Review by Dance Europe Magazine

Cork City Ballet

Ballet Spectacular

 

As you get older, you start seeing history repeating itself.  Just as the US repeats the mistakes the British made in a previous century in Iraq, so Ireland’s ballet history is repeating itself.  Ballet in Ireland, inconveniently from the capital Dublin’s point of view, was founded in the country’s second city, Cork, in the 1940’s, by Joan Denise Moriarty.  She built her ballet edifice up by putting on annual amateur performances of the classics at the Cork Opera House, with guest international dancers and choreographers.  This eventually embarrassed the government into funding a national ballet in Cork.  Eventually, the problem of having the company based in Cork when the TV stations, orchestras, and most of its audience were based in the capital, caused the country’s Arts Council to close the company in the eighties.  Disgracefully, this left Ireland as one of a tiny number of European countries without its own national ballet. 

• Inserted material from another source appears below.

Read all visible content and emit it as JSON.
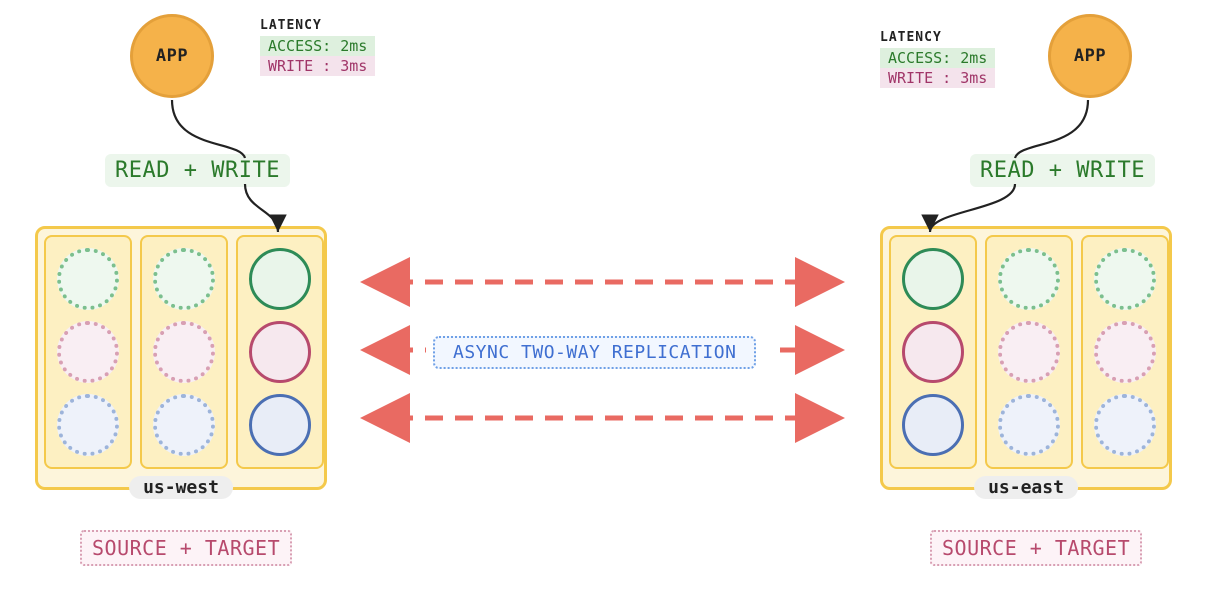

Bizarrely, the pattern appears to be repeating itself.  Alan Foley, a student of Miss Moriarty’s, is busy rebuilding a company in Cork from the ashes left behind by Moriarty.  An intelligent ballet entrepreneur, he recreated a web of children’s ballet schools across Cork which fund and feed his 14-year old Cork City Ballet.  This year’s production of The Kingdom of the Shades demonstrates that he is well on the way to recreating a decent professional company in Cork.  La Bayadere exposes a female corps de ballet to greater scrutiny than almost any other classical ballet, but they rose well to the challenge.  Dragos Mihalcea, guesting from the Dutch National Ballet, was a dashing Solor, but his costume was not up to standard. His Nikiya was the lovely Korean ballerina, Eun Sun Jun, from the Royal Swedish Ballet, who, whilst technically competent, gave a cold interpretation of the role which omitted her love for Solor. 

The rest of the programme was a mixed bill of new choreography and excerpts from the classics.  The real gem was Balanchine’s “Who Cares?” to Gershwin.  This was a short but beautiful dance of flirtation in which Eun Sun Jun’s warm femininity could not fail to trap any passing handsome man, and Dragos certainly responded in kind.  Alan Foley’s choreography for three men in “Gira Con Me” to music by Josh Groban was simple and effective.  Todd Fox and Leighton Morrison, with their clean nice lines reflected the choreography perfectly. 

Bodyguard, with jazz ballet choreography by former Irish National Ballet ballerina Patricia Crosbie, and music by Paul Simon, was a great crowd pleaser and a perfect vehicle for the company at this stage in its development.  Gone was some of the slight nervousness from some of the female dancers in some of the classical variations, and in came a bright sexy vivaciousness which drew wolf whistles from the appreciative audience. 

Foley is at the brink of having a professional company that will do Irish Ballet proud.  The question is, what will the country’s capital-based arts establishment do about this conundrum that history has again presented them with?  My instinct is that Foley has the business sense not to repeat Moriarty’s mistakes and will take this all the way to a fully-fledged national ballet with a decent national ballet school attached.